One of the many (many, many…) side effects of becoming a birder is that once you start noticing birds, you start noticing other things with wings. For a growing number of birders, one of those things to catch our fancy is moths. And one of the great things about watching moths is that they become most active when the birds quiet down. One can literally spend all day and night studying winged creatures if their heart so desires! Which mine does. And that is how I found myself at the Butterfly Ridge Butterfly Conservation Center in the hills of southeastern Ohio one summer’s eve.
A few times every summer, Butterfly Ridge opens up for the evening to allow folks to come “mothing.” I decided this was something my two oldest children and I needed to experience, so after getting their younger sisters to bed, we hit the road for the hour drive to the town of Rockbridge. Upon our arrival—already giddy with the excitement of being up past their bedtime and having a special adventure with mommy (outside in the dark even!)—the kiddos were wowed by a short ride on a UTV to where the mothing sheets were set up.
And that’s when the real fun began. For the next hour or so, knowledgeable guides pointed out new moth visitors, helping us identify the various species, explaining how their markings provide camouflage or scare off predators, as well as special characteristics the moths display. For example, some of them have furry antennae or legs, while others have fuzzy-looking abdomens. The “fur” or “fuzz” actually consists of scales that help regulate their body temperature and that can be shed quickly to escape predators.
The moths’ coloring ranged from dull browns and grays to vivid pinks, yellows, and greens. One seemingly boring brown moth fully opened up its wings to reveal large orange “eyes” designed to deter potential predators.

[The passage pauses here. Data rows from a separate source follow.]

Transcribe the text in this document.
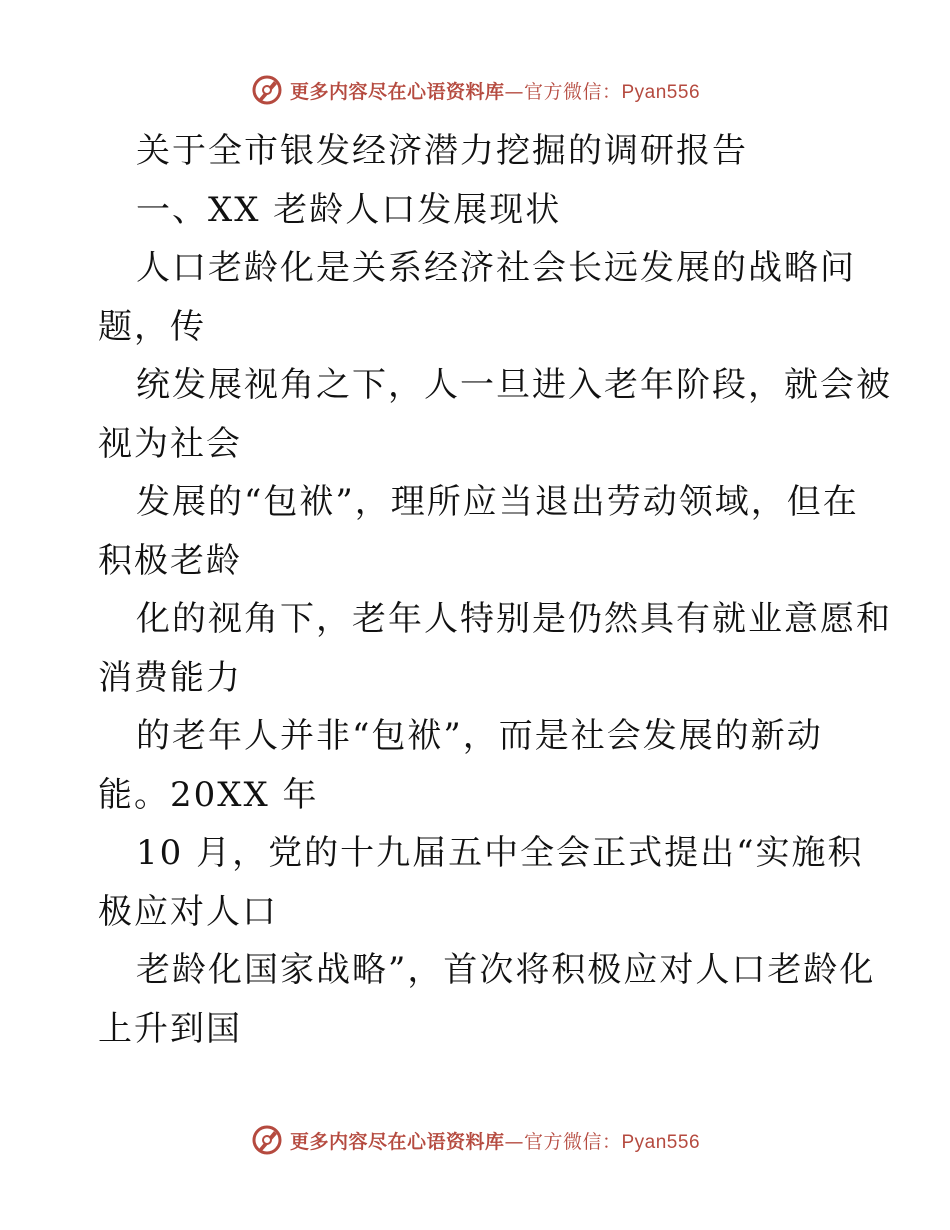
更多内容尽在心语资料库—官方微信：Pyan556
关于全市银发经济潜力挖掘的调研报告
一、XX 老龄人口发展现状
人口老龄化是关系经济社会长远发展的战略问
题，传
统发展视角之下，人一旦进入老年阶段，就会被
视为社会
发展的“包袱”，理所应当退出劳动领域，但在
积极老龄
化的视角下，老年人特别是仍然具有就业意愿和
消费能力
的老年人并非“包袱”，而是社会发展的新动
能。20XX 年
10 月，党的十九届五中全会正式提出“实施积
极应对人口
老龄化国家战略”，首次将积极应对人口老龄化
上升到国
更多内容尽在心语资料库—官方微信：Pyan556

In addition to moths, the light attracted an array of insects, like the aptly named green stinkbug, a cute little grasshopper, and other colorful things I’d never laid eyes on before, or at least never had the chance to study so closely.
And then there were the glow-in-the-dark caterpillars! One of the guides had a special flashlight that she shone on the bottoms of the leaves around us, revealing neon caterpillars lighting up the night. The kids weren’t the only ones blown away by that.
I truly could have stayed there all night marveling at all the nighttime nature, but alas, you can only keep little ones up past bedtime for so long before attention spans start to wane and whining sets in.
But here’s the cool thing about mothing: You don’t have to go for a drive to a special location to experience the world of moths—you can do it right in your own backyard! All you need is a white sheet and a light of some sort to shine behind it. While you won’t have a moth expert on hand to explain what you are seeing, there are lots of excellent moth field guides out there. And, just like in birding, half the fun of mothing is solving the mystery of what exactly you’re looking at.